Sejauh ini, Antonio Guterres terlihat tidak memiliki lawan tanding yang akan memperebutkan posisi Sekjen PBB yang memimpin lembaga tersebut selama lima tahun dalam satu periode. Karena itu, Guterres memiliki kemungkinan memang akan kembali memegang kendali karena saat ini juga sudah direkomendasikan oleh Dewan Keamanan PBB.
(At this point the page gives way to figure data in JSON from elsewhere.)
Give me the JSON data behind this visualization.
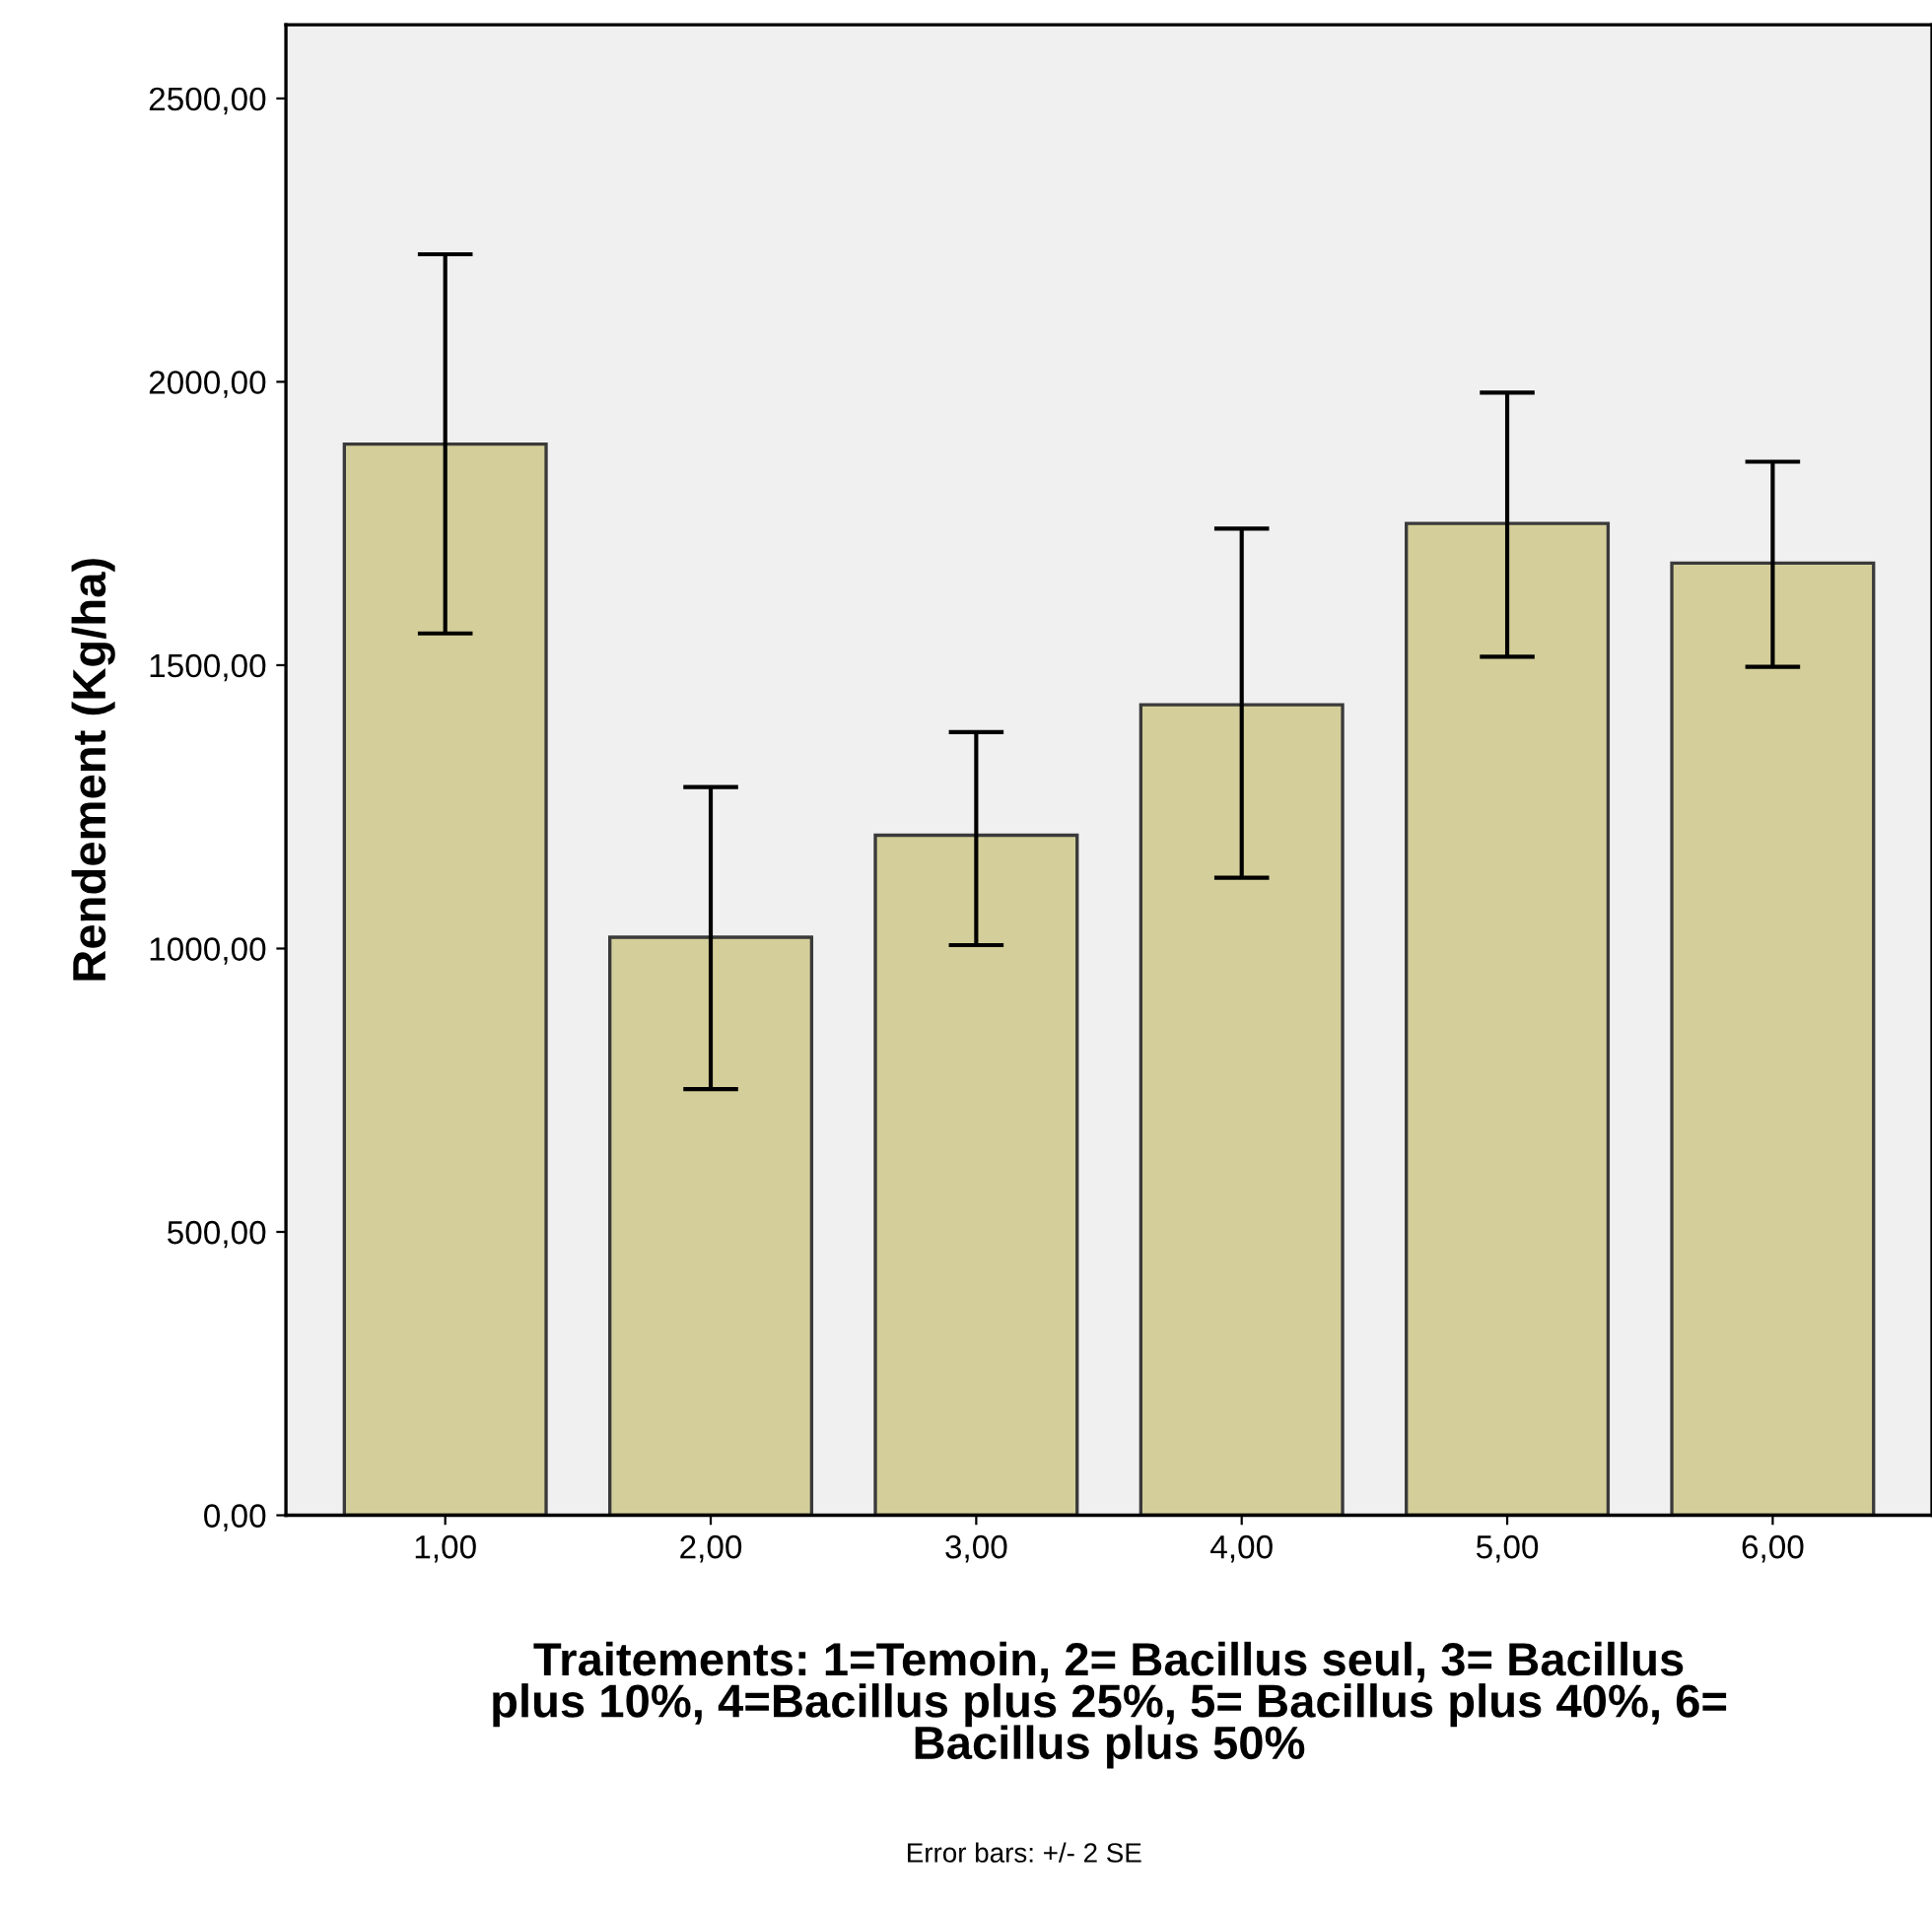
{
  "chart_data": {
    "type": "bar",
    "xlabel": "Traitements: 1=Temoin, 2= Bacillus seul, 3= Bacillus\nplus 10%, 4=Bacillus plus 25%, 5= Bacillus plus 40%, 6=\nBacillus plus 50%",
    "ylabel": "Rendement (Kg/ha)",
    "annotations": [
      "Error bars: +/- 2 SE"
    ],
    "categories": [
      "1,00",
      "2,00",
      "3,00",
      "4,00",
      "5,00",
      "6,00"
    ],
    "values": [
      1890,
      1020,
      1200,
      1430,
      1750,
      1680
    ],
    "errors": [
      [
        1556,
        2225
      ],
      [
        752,
        1285
      ],
      [
        1006,
        1382
      ],
      [
        1125,
        1741
      ],
      [
        1515,
        1981
      ],
      [
        1497,
        1859
      ]
    ],
    "color": "#d4cf9a",
    "ylim": [
      0,
      2630
    ],
    "yticks": [
      {
        "value": 0,
        "label": "0,00"
      },
      {
        "value": 500,
        "label": "500,00"
      },
      {
        "value": 1000,
        "label": "1000,00"
      },
      {
        "value": 1500,
        "label": "1500,00"
      },
      {
        "value": 2000,
        "label": "2000,00"
      },
      {
        "value": 2500,
        "label": "2500,00"
      }
    ],
    "grid": false
  }
}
Guterres sebenarnya sudah menjabarkan visinya menjadi Sekjen PBB untuk kedua kalinya pada bulan Mei lalu. Melansir Associated Press, ia saat itu memaparkan visinya dengan menyerukan ajakan "lonjakan diplomasi untuk perdamaian," mendesak negara-negara di dunia untuk menghindari Perang Dingin jenis baru.
Selain itu, Guterres juga menekankan bahwa di abad ke-21 segala sesuatu mulai dari krisis iklim hingga proliferasi nuklir serta masalah hak asasi manusia saling terkait antara satu dengan lainnya. Diperlukan sistem multilateralisme yang berdasarkan kepercayaan di antara negara-negara anggota.
“Jika tidak ada kepercayaan di antara negara-negara anggota dan jika hubungan di antara kekuatan terbesar tetap tidak berfungsi, maka tidak banyak yang bisa dilakukan sistem multilateral. Jika dua hal itu ditangani dengan benar, maka saya pikir ada peluang multilateralisme menjadi lebih efektif,” katanya dalam sebuah pernyataan.
Ketika Guterres mengambil alih kepemimpinan PBB dari Ban Ki-moon, Guterres diwarisi masalah krisis kemanusiaan di Suriah dan Yaman yang sampai saat ini belum kelar. Ketika masalah tersebut belum dapat terselesaikan, kini ditambah lagi dengan konflik Belarusia, Myanmar, dan Tigray di mana pemerintahnya dianggap menindas rakyat dengan semena-mena.
Selama memimpin PBB, selain bentrok dengan Donald Trump, Guterres juga menjadi penyeru agar negara-negara mengatasi krisis iklim yang semakin berbahaya. Dia juga mendorong kerja sama vaksin COVID-19 untuk semua negara serta meningkatkan kerja sama digital.